Asian currencies slumped on concern global growth will slow. The South Korean won slid 3.7 percent to 1,415.40, the Taiwanese dollar lost 1.2 percent to NT$33.375 and the Malaysian ringgit slipped 0.8 percent to 3.5730.

``Growth concerns are gaining increasing traction and risk aversion remains very much in play,'' said Yen Ping Ho, a currency strategist at JPMorgan Chase & Co. in Singapore. ``Currencies in the Asian region remain under pressure.''

U.K. Economy

Sterling slid to $1.6211 from $1.6267, after touching $1.6139 yesterday, the lowest since September 2003. It dropped as much as 3.4 percent, the biggest decline since September 1992, when investor George Soros drove the currency out of Europe's system of linked exchange rates. The pound was at 78.86 pence per euro.

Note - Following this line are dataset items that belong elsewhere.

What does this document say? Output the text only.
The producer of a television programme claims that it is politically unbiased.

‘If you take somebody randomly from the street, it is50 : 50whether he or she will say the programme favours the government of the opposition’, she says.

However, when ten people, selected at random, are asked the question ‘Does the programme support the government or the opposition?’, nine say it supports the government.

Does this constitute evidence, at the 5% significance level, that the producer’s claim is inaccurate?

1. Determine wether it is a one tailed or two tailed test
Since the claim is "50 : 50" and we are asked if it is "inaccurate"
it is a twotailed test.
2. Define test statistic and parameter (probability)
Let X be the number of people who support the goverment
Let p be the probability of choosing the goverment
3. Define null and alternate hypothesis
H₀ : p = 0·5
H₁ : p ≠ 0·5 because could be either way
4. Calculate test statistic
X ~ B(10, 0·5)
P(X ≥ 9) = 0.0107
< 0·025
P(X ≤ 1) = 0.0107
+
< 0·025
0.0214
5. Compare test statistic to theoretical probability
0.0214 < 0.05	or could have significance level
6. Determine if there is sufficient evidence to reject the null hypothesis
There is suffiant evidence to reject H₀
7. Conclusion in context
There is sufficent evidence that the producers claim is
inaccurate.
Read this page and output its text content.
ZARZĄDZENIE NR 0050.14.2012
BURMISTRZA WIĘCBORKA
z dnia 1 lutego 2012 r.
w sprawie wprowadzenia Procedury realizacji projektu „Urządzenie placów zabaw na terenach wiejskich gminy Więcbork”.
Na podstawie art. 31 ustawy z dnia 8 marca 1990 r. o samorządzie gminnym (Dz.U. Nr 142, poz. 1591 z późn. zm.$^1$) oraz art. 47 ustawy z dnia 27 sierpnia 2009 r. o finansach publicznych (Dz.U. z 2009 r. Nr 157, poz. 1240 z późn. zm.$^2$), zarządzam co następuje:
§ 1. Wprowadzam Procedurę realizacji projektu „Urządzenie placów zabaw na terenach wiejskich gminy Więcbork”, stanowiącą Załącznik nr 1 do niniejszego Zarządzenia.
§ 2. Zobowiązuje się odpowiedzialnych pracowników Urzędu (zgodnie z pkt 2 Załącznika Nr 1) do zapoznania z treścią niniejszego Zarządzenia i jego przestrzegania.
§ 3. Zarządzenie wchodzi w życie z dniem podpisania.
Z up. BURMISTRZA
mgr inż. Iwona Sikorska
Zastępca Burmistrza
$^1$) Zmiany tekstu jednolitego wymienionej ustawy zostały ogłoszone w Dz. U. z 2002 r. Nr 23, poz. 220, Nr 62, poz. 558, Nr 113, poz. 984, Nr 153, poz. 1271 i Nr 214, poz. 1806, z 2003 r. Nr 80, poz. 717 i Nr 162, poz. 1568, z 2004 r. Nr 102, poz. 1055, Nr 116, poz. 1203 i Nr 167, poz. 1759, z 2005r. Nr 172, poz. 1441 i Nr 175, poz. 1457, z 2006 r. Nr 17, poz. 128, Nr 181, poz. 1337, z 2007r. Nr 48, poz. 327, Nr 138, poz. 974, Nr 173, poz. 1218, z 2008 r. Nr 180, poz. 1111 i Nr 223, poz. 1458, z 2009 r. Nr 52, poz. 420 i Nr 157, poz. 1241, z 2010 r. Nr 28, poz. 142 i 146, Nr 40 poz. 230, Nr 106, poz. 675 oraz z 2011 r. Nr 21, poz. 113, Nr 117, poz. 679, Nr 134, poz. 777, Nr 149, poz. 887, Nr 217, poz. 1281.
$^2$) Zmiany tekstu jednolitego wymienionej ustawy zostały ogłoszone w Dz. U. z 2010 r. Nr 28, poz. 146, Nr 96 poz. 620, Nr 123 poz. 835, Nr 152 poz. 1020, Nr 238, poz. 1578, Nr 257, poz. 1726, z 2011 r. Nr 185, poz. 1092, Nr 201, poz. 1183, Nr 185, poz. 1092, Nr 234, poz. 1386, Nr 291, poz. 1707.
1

U.K. retail sales fell 0.7 percent in September, according to a Bloomberg survey of 33 economists. The Office for National Statistics will release the data at 9:30 a.m. in London. Gross domestic product expanded 0.5 percent in the third quarter from a year ago, slowing from 1.5 percent the previous quarter, government data may show tomorrow, a separate survey showed.

Recession Risk

``We expect U.K. GDP to contract for three consecutive quarters,'' said Masafumi Yamamoto, head of foreign exchange strategy for Japan at Royal Bank of Scotland in Tokyo and a former Bank of Japan currency trader. ``There could be 1 percentage point of rate cuts into next year. This is a good excuse to sell sterling.''

Prime Minister Gordon Brown joined BOE Governor Mervyn King in predicting yesterday that the U.K. will slip into a recession.

The BOE voted unanimously to lower the key interest rate a half-percentage point to 4.5 percent in coordinated cuts with other central banks on Oct. 8, minutes of their meeting showed yesterday.

The yen also gained as Asian stocks tumbled, prompting investors to unwind carry trades, in which they get funds in a country with low borrowing costs and buy assets where returns are higher.

Japan's currency gained 1.8 percent to 64.55 against the Australian dollar and 1.1 percent to 13.4027 versus the Norwegian krone late in New York yesterday. The Bank of Japan's target lending rate of 0.5 percent compares with 6 percent in Australia and 5.25 percent in Norway.

Stock Rout

The MSCI Asia-Pacific Index of regional shares slid 4.3 percent after the Standard & Poor's 500 Index dropped to the lowest level since April 2003 yesterday.

``The stock rout is likely to push the yen up further against the euro,'' said Tsutomu Soma, a bond and currency dealer at Okasan Securities Co. in Tokyo. ``The pound also looks vulnerable due to weak economic fundamentals. People are giving up on emerging markets, which is another sign investors don't want to take on risk.''

Implied volatility on one-month dollar-yen options rose to 26.32 percent from 23.91 percent yesterday, indicating greater exchange-rate fluctuations that may erode profit on carry trades.

The New Zealand dollar remained lower against its U.S. counterpart today after the Reserve Bank cut the official cash rate by 1 percentage point to 6.50 percent. The kiwi fell 0.4 percent from late yesterday in Asia to 59.35 U.S. cents. The Australian dollar fell 1.3 percent to 66.03 U.S. cents.

`Dollar Repatriation'

China Railway Group Ltd. and China Railway Construction Corp., two of the nation's biggest building companies, reported today a combined 2.26 billion yuan ($331 million) in losses after their holdings of Hong Kong, U.S. and Australian dollars depreciated against the yuan. The yuan, little changed today at 6.8369 per dollar, has gained 6.7 percent this year against the U.S. currency.

The dollar advanced against 13 of the 16 most-active currencies on speculation U.S. investors will repatriate funds held in overseas stocks and bonds on concern the global economy will slow further.

``There seems to be some dollar repatriation,'' said Masanobu Ishikawa, general manager of foreign exchange at Tokyo Forex & Ueda Harlow Ltd., Japan's largest currency broker. ``Investors are still shunning risky assets amid recessionary fears.''

The Dollar Index traded on ICE futures in New York, which tracks the greenback against the currencies of six major trading partners, rose to 85.755 from 85.370 yesterday. It earlier reached 86.070, the highest since October 2006.